¿Y qué nombre le pondremos...?

Cuando conocemos a alguien que nos gusta y hay correspondencia, pactamos en secreto una línea que nos une: las miradas, las palabras, las frases, las indirectas, los amigos que nos asocian, etc. Empezamos a salir, a comer, al cine juntos, incluso llegamos a dormir juntos. ¿Qué es esto? No hay nada seguro, son dos personas que se están conociendo.

Para algunos es fácil ese tipo de encuentros. Por el contrario, otros necesitamos denominarlo, llamarlo de alguna manera.

¿Ponerle nombre a la relación nos hace controlarla? ¿Será que nuestra inseguridad nos obliga a nombrar las cosas para sentirnos bajo control?

Se dice que el nombre define a los objetos, en la medida que conocemos los nombres de todo lo que nos rodea aumenta nuestro conocimiento sobre la realidad. Nos sentimos seguros, un ejemplo burdo sería que queremos pintar nuestro cuarto de azul, pero no cualquier azul, queremos uno cielo, navy o bandera. Tenemos más posibilidades de escoger, de saber qué estamos haciendo.

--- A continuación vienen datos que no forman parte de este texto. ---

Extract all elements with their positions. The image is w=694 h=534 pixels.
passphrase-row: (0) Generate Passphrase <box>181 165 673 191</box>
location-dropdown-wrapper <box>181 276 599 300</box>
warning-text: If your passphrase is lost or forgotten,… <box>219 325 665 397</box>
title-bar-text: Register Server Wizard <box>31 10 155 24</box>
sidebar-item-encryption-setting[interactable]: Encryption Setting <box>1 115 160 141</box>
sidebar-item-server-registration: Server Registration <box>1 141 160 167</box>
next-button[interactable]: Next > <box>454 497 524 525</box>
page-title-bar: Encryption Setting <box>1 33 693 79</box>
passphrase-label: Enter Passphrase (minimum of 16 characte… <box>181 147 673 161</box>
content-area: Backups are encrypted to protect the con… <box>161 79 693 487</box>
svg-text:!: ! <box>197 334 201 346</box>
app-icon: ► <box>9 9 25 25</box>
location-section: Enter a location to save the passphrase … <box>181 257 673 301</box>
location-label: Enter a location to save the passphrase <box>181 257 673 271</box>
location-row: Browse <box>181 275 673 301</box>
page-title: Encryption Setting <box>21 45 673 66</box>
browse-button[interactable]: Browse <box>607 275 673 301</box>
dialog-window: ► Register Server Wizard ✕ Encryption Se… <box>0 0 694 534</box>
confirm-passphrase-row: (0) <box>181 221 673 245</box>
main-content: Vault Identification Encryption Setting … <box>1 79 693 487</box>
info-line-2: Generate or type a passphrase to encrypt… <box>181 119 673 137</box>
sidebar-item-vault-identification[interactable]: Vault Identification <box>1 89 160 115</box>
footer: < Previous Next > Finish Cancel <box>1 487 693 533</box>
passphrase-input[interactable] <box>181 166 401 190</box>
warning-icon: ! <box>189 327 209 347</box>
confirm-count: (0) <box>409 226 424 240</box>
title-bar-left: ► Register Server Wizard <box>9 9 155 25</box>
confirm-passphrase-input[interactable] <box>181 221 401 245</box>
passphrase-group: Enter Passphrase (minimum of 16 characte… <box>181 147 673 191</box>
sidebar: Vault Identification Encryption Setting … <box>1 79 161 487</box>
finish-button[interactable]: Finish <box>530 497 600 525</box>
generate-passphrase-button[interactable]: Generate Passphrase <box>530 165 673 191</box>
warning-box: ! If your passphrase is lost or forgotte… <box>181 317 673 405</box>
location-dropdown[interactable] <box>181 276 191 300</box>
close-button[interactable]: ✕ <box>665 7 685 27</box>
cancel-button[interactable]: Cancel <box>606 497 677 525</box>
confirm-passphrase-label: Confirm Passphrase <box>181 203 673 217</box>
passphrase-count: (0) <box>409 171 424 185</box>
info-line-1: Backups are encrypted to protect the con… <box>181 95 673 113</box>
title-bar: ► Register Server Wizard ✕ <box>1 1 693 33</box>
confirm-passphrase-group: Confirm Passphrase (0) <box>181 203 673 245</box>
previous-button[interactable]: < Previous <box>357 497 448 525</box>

Sin embargo, con los seres humanos y las relaciones no sucede lo mismo. No todos buscamos lo mismo, entonces ponerle nombre a una relación es difícil en ese caso, lo que para mí puede ser inicio de noviazgo, para la otra persona es un acercamiento, pasar el rato.

¿Es bueno preguntarnos qué tenemos?

Así con las cartas sobre la mesa es más fácil decidir qué quiero y no dejar tácito los términos del contrato, lo que cada uno en la relación espera del otro.

Las leyes de conveniencia no deben ser rotas, si de pronto exigimos algo que no estaba en el contrato previo, la relación se rompe definitivamente; pero tampoco tenemos que conformarnos con el contrato, si buscamos algo más y esta persona no quiere evolucionar, es momento de leer las letras pequeñas e invalidar el trato.